The fintech unicorn will sell at least 10 percent of its total capital post-issuance, split between Hong Kong and Shanghai’s STAR Market. China’s richest man Jack Ma will donate 611,337,334 shares of Ant Group to charitable causes, the filings showed.

While the size of the IPO is still subject to market conditions, the dual listing is widely expected to surpass Saudi Aramco’s US$29.4 billion listing last December, the record for the world’s largest fundraising.

Ant Group operates Alipay, one of China’s two dominant online payments services. Over a billion users use Alipay for purchases both online and in stores, to send money to friends and to pay bills. In the 12 months to end-June, Ant tallied 118 trillion yuan (US$17 trillion) in transaction volume.

First-half revenue rose 38 percent to 72.5 billion yuan, from 52.5 billion yuan a year earlier, giving the company 24.4 billion yuan in pre-tax profit, an eightfold jump year on year.
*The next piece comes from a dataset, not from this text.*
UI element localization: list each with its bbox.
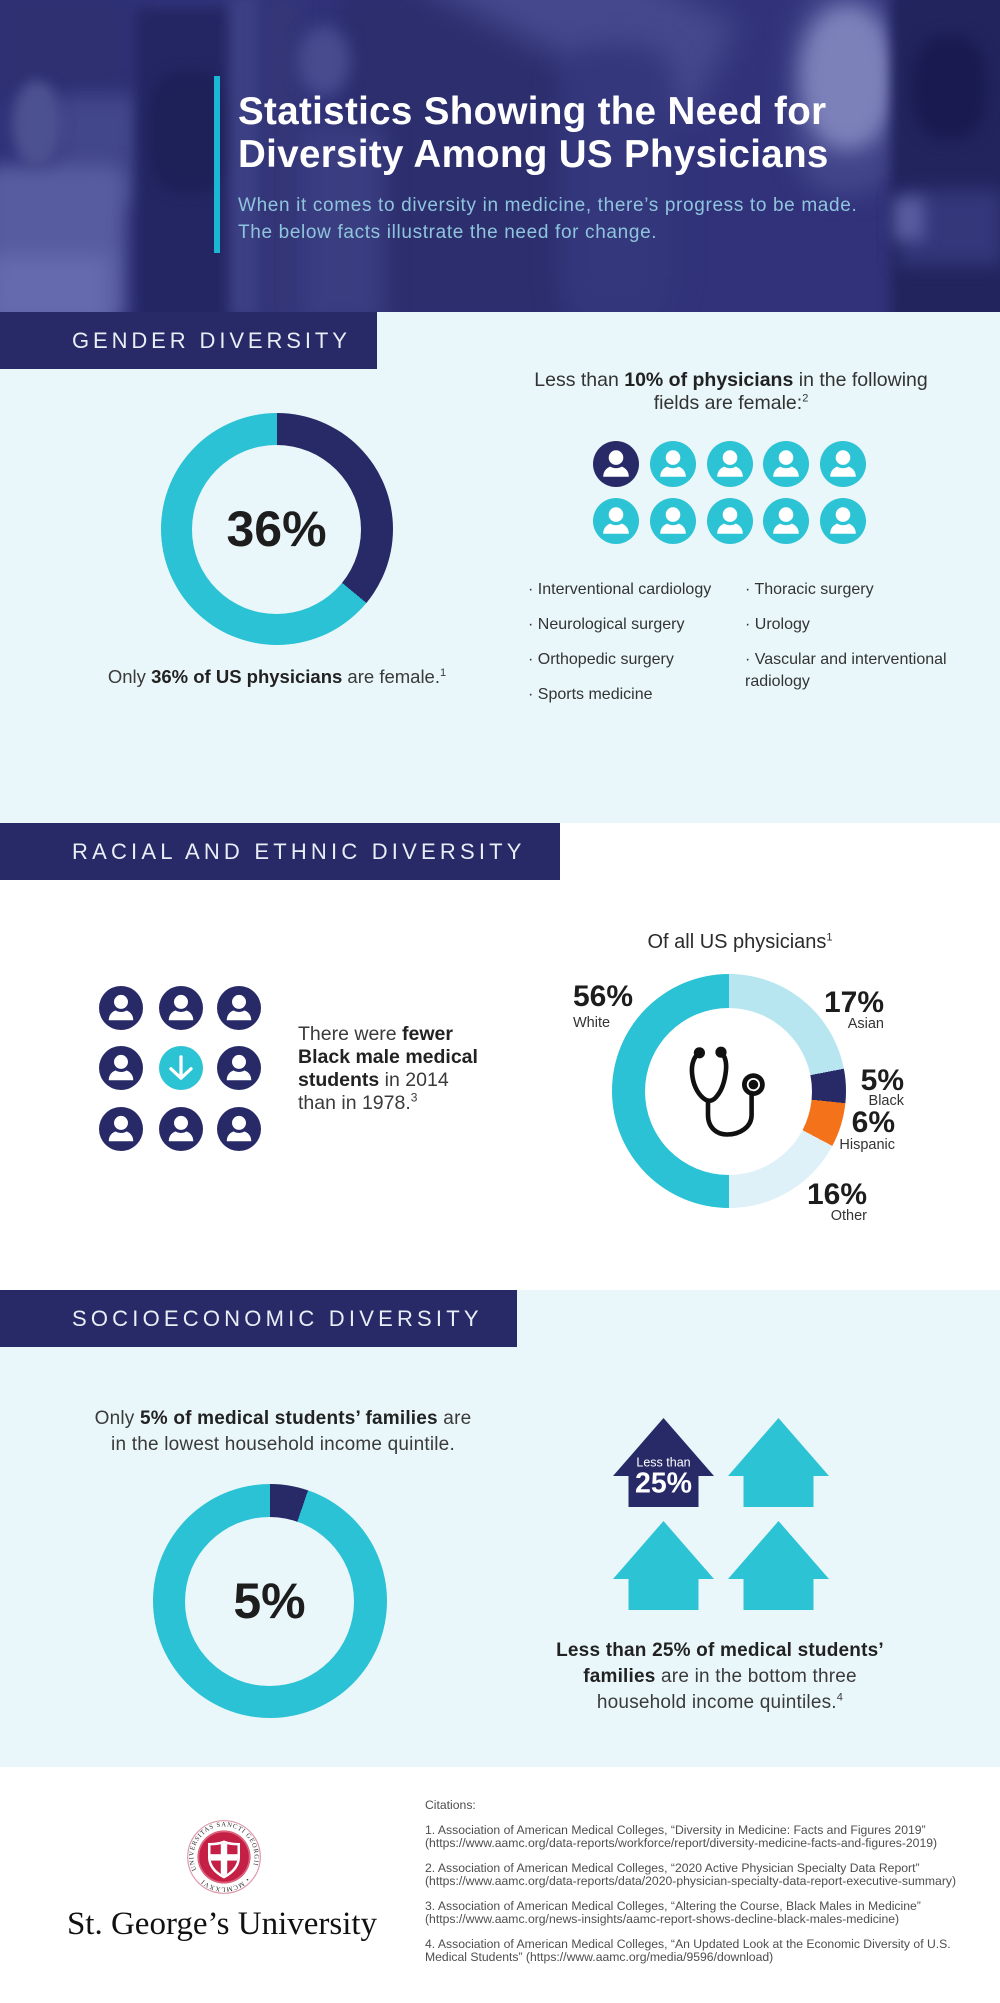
svg-text:25%: 25% (635, 1468, 692, 1500)
svg-text:Less than: Less than (636, 1456, 690, 1470)
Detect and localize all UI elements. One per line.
More than half its 2019 revenue came from financial services such as lending, wealth management and insurance offered through Alipay. Fees from processing payments and serving merchants accounted for almost all of the rest.

It also noted that the platform had enabled US$290 billion in credit to individuals and small businesses, as well as US$500 billion in investments.

In the filing, Ant said it plans to use the funds from the listing to expand its services, invest in research and development, and to expand its payments business internationally.

Ant Group was valued at US$150 billion in a private fundraising round in 2018, making it the most valuable startup in the world.

The company also runs one of the world’s largest money market funds as well as Zhima Credit, a private credit rating system for its users.

Alibaba listed in the US in 2014. But last year raised billions more in a second listing in Hong Kong.

Last month Alibaba’s Chinese rival raised almost US$4 billion in an IPO in Hong Kong that was the world’s second-biggest of the year.

Tech analysts say Ant Group controls more than half of China’s huge mobile-payments sector, which it fiercely contests with Chinese rival Tencent.

Ant — spun off from Alibaba years ago — has expanded recently into lending, wealth management, travel and a range of other services, and this year changed its name to Ant Group from Ant Financial Services Group to reflect its expanded portfolio.

Ant said the listings will allow it to help drive domestic Chinese consumer demand and “position the company to develop global markets.”